Being pregnant is an excellent excuse to nestle by a fire and work on my embroidery. It has flowers and says several lovely obscenities, before anyone things I've gone domestic on them. Between the Archives, the Grace, the Fox, and the Riven study, I've got a routine settled into place. Traversing the city while pregnant and in the snow isn't the smartest thing I've done, but when was I ever accused of being a genius?

I don't like being in the Archives alone. I make sure Planchet and Carissa stay close. I just feel... better for them there, even if it means they're listening in on my Whites. I don't feel like recording any Black Journals any time soon for reasons.

Written By Piccola

Sept. 16, 2020, 8:41 a.m.(1/13/1014 AR)

Relationship Note on Esme

To the learned Lady Esme of House Fidante,

I feel a reply is warranted to you is fain, even if the matter is on one on which I would not claim a scholar's expertise.

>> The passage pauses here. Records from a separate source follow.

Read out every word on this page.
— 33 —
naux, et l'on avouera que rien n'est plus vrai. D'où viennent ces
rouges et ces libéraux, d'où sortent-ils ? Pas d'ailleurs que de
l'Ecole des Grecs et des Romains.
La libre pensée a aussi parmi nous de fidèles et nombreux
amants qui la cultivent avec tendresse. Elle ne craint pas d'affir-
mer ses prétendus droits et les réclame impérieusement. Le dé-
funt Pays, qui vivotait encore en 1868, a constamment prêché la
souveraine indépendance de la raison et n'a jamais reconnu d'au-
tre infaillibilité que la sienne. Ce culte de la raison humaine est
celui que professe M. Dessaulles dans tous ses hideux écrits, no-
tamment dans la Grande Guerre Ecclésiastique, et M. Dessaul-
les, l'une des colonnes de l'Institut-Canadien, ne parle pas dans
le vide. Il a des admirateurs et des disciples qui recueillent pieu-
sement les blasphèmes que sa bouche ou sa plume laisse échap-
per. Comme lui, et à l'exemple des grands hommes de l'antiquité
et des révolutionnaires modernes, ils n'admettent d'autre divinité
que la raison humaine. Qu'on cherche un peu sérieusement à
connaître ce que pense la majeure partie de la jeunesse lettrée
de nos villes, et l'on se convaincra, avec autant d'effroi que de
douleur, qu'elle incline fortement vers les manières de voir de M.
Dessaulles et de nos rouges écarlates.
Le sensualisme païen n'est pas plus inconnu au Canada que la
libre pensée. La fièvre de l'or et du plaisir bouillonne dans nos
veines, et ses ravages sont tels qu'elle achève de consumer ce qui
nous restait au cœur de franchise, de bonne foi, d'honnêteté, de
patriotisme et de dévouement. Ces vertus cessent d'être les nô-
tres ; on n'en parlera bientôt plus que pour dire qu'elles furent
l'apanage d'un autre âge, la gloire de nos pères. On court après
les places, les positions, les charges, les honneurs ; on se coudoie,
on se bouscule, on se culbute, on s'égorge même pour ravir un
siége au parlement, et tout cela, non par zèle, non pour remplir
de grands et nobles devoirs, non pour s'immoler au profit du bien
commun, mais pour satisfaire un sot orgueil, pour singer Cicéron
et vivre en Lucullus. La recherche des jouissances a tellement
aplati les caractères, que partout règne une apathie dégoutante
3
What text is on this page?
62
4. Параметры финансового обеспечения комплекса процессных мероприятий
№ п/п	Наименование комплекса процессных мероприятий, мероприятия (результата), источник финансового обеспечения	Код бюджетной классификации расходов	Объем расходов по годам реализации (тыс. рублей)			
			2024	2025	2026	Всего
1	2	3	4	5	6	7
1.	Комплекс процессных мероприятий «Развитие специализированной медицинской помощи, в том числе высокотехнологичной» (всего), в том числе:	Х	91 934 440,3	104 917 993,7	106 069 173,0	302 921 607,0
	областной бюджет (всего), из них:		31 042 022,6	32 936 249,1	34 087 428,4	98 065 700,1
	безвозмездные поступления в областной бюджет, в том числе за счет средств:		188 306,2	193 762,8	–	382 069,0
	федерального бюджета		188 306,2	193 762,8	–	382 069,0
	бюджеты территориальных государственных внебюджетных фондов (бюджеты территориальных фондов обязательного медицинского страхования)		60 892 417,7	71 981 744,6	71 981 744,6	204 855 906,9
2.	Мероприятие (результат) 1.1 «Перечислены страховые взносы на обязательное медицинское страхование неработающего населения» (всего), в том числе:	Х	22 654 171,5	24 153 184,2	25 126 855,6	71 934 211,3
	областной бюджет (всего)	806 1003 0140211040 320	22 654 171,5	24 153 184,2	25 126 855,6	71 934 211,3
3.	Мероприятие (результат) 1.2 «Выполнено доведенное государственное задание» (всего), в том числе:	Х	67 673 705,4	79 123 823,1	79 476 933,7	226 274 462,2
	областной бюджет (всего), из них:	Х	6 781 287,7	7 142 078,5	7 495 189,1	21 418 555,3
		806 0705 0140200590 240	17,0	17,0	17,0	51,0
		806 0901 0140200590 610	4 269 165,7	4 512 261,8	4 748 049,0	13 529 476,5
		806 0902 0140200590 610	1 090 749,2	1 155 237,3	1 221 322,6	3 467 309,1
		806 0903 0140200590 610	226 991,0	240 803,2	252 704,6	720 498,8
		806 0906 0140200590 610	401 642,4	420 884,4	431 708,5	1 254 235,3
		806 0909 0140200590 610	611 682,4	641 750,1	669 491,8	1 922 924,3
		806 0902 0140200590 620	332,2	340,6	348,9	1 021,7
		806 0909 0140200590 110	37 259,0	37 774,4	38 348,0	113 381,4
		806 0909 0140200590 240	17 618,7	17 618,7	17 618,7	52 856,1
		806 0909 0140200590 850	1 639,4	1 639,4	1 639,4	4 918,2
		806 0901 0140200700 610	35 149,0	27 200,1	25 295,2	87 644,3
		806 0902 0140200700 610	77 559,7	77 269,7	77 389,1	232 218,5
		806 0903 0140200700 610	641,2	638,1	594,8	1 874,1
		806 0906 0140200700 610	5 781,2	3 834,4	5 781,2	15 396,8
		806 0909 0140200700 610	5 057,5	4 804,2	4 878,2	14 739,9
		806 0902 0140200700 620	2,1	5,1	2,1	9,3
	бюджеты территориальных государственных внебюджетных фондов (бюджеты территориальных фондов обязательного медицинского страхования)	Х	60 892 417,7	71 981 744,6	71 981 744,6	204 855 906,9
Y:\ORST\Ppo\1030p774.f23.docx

I do not deny the importance of marriage to our people, our culture, and our society. I do not deny the honor that it brings to those who agree to what you have described as a courageous sacrifice. And I do not deny that love is rare and easily torn to pieces.

What I find fault in is how love, for all of its rarity and beauty, seems oft discarded, undervalued, or mistreated.

If marriage is the constancy of the sun rising at the advent of each day, then I say that love is candlelight. I appreciate the security of believing the dawn will come, but I cannot deny the comfort from the flame in a darkened room. Without it, how would we pierce the night? How would I ever see the serene peace of my lover in slumber?

I profess that I may have more in common with the night patrol than the earliest cockerel.

I know you would not forget of love or its importance. I wish I knew more about it so that I would not feel so cold when my bed is empty or the wicks are burned down. What I believe is that, naively or densely, I would rather spend my life holding an eternal flame upon a parapet than to look forlornly from a window at the watch that ends the night.

I think such souls are the rarest and most beautiful of all flowers.